Hi, I will look at it again tonight. I tried creating a minimal example with the ImageDataLoader.from_array() function. I created a training set with 65 samples and a batch size of 64, but training worked fine!?

If you have time, maybe you could try to create a minimal example that produces the error.

hiromi · March 25, 2018, 7:06pm

Certainly! I’m almost done with what I’m working on right now, so I will create a notebook with minimal reproducible example. It’s certainly possible somebody else got to it since the last time I looked at it.

giusvit · March 25, 2018, 7:19pm

Yes, you are right, in fact I was planning to use learn.model.train() thereafter to set the model in training mode, so I would just use eval() to print the summary. But yeah, I agree it’s not the smartest way to do that

hiromi · March 25, 2018, 11:29pm

Here is batch size of 4 with training dataset of size 5:

gist.github.com

https://gist.github.com/hiromis/8cea0c05546cb1b9a5136c1869024a4b

tmp-lesson2-image_models.ipynb

{
 "cells": [
  {
   "cell_type": "markdown",
   "metadata": {},
   "source": [
    "## Multi-label classification"
   ]
  },
  {

This file has been truncated. show original

So it’s definitely reproducible but maybe it is good to be aware of how to go around the issue. Because once we start creating our own models, we would need to know…

Gabriel_Syme · June 13, 2018, 2:17am

Hi,

I was wondering if this was ever handled with. I was getting the same error here and bypassed it by leaving some data out of the problem but that feels a bit inefficient.

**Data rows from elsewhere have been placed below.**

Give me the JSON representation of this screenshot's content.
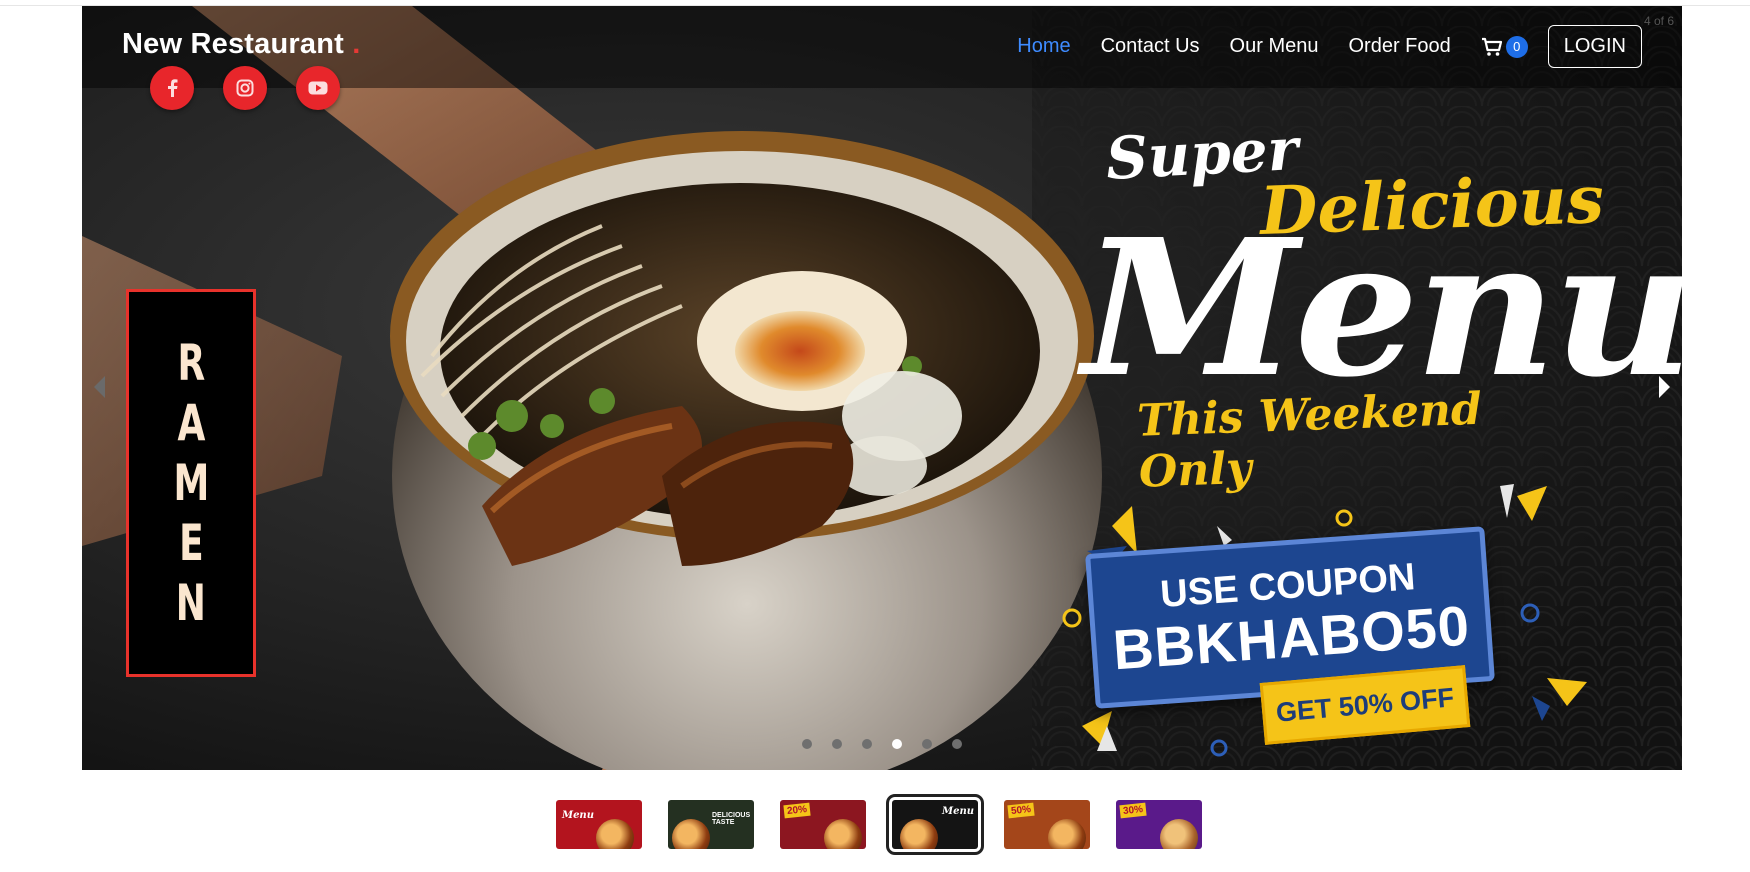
{
  "slide_counter": "4 of 6",
  "brand": {
    "name": "New Restaurant",
    "dot": "."
  },
  "nav": {
    "links": [
      {
        "label": "Home",
        "active": true
      },
      {
        "label": "Contact Us",
        "active": false
      },
      {
        "label": "Our Menu",
        "active": false
      },
      {
        "label": "Order Food",
        "active": false
      }
    ],
    "cart_count": "0",
    "login_label": "LOGIN"
  },
  "social": [
    "facebook-icon",
    "instagram-icon",
    "youtube-icon"
  ],
  "slide": {
    "sign_letters": [
      "R",
      "A",
      "M",
      "E",
      "N"
    ],
    "promo_super": "Super",
    "promo_delicious": "Delicious",
    "promo_menu": "Menu",
    "promo_weekend": "This Weekend Only",
    "coupon_line1": "USE COUPON",
    "coupon_code": "BBKHABO50",
    "offer": "GET 50% OFF"
  },
  "carousel": {
    "total": 6,
    "active_index": 4
  },
  "thumbnails": [
    {
      "label": "Menu",
      "bg": "#b3141e",
      "active": false
    },
    {
      "label": "DELICIOUS TASTE",
      "bg": "#243021",
      "active": false
    },
    {
      "label": "20%",
      "bg": "#8c1620",
      "active": false
    },
    {
      "label": "Menu",
      "bg": "#141414",
      "active": true
    },
    {
      "label": "50%",
      "bg": "#a4461a",
      "active": false
    },
    {
      "label": "30%",
      "bg": "#5a1a8a",
      "active": false
    }
  ],
  "colors": {
    "accent_red": "#e8262b",
    "nav_active": "#3e8bff",
    "promo_yellow": "#f5c418",
    "coupon_blue": "#1d4690"
  }
}
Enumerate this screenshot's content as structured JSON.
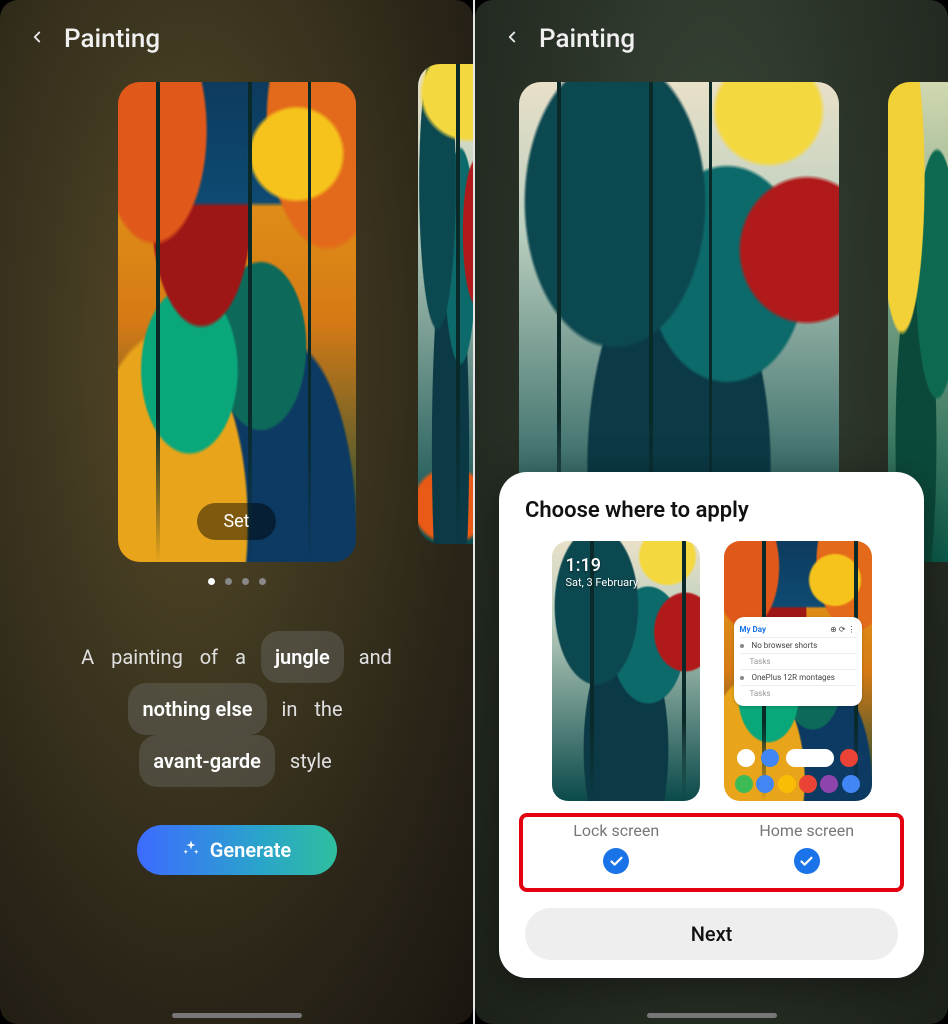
{
  "left": {
    "title": "Painting",
    "set_label": "Set",
    "page_dots": 4,
    "active_dot": 0,
    "prompt": {
      "p1": "A",
      "p2": "painting",
      "p3": "of",
      "p4": "a",
      "chip1": "jungle",
      "p5": "and",
      "chip2": "nothing else",
      "p6": "in",
      "p7": "the",
      "chip3": "avant-garde",
      "p8": "style"
    },
    "generate_label": "Generate"
  },
  "right": {
    "title": "Painting",
    "sheet": {
      "heading": "Choose where to apply",
      "lock": {
        "label": "Lock screen",
        "time": "1:19",
        "date": "Sat, 3 February",
        "checked": true
      },
      "home": {
        "label": "Home screen",
        "widget_title": "My Day",
        "widget_item1": "No browser shorts",
        "widget_sub1": "Tasks",
        "widget_item2": "OnePlus 12R montages",
        "widget_sub2": "Tasks",
        "checked": true
      },
      "next_label": "Next"
    }
  }
}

Would a crude solution be to replicate, only for training, a few rows / images of the training dataset in order to have a complete final batch? It should at least be better than deleting input data.

Kind regards,
Theodore.

hiromi · June 14, 2018, 2:23pm

The issue only happens when the last batch has only 1 element. I usually adjust the batch size so that the remainder is anything but one, but your solution also works

dineshydv · July 8, 2020, 5:39am

Thanks. It solved my problem. I was trying to extract features of intermediate layers and putting eval() solved this error.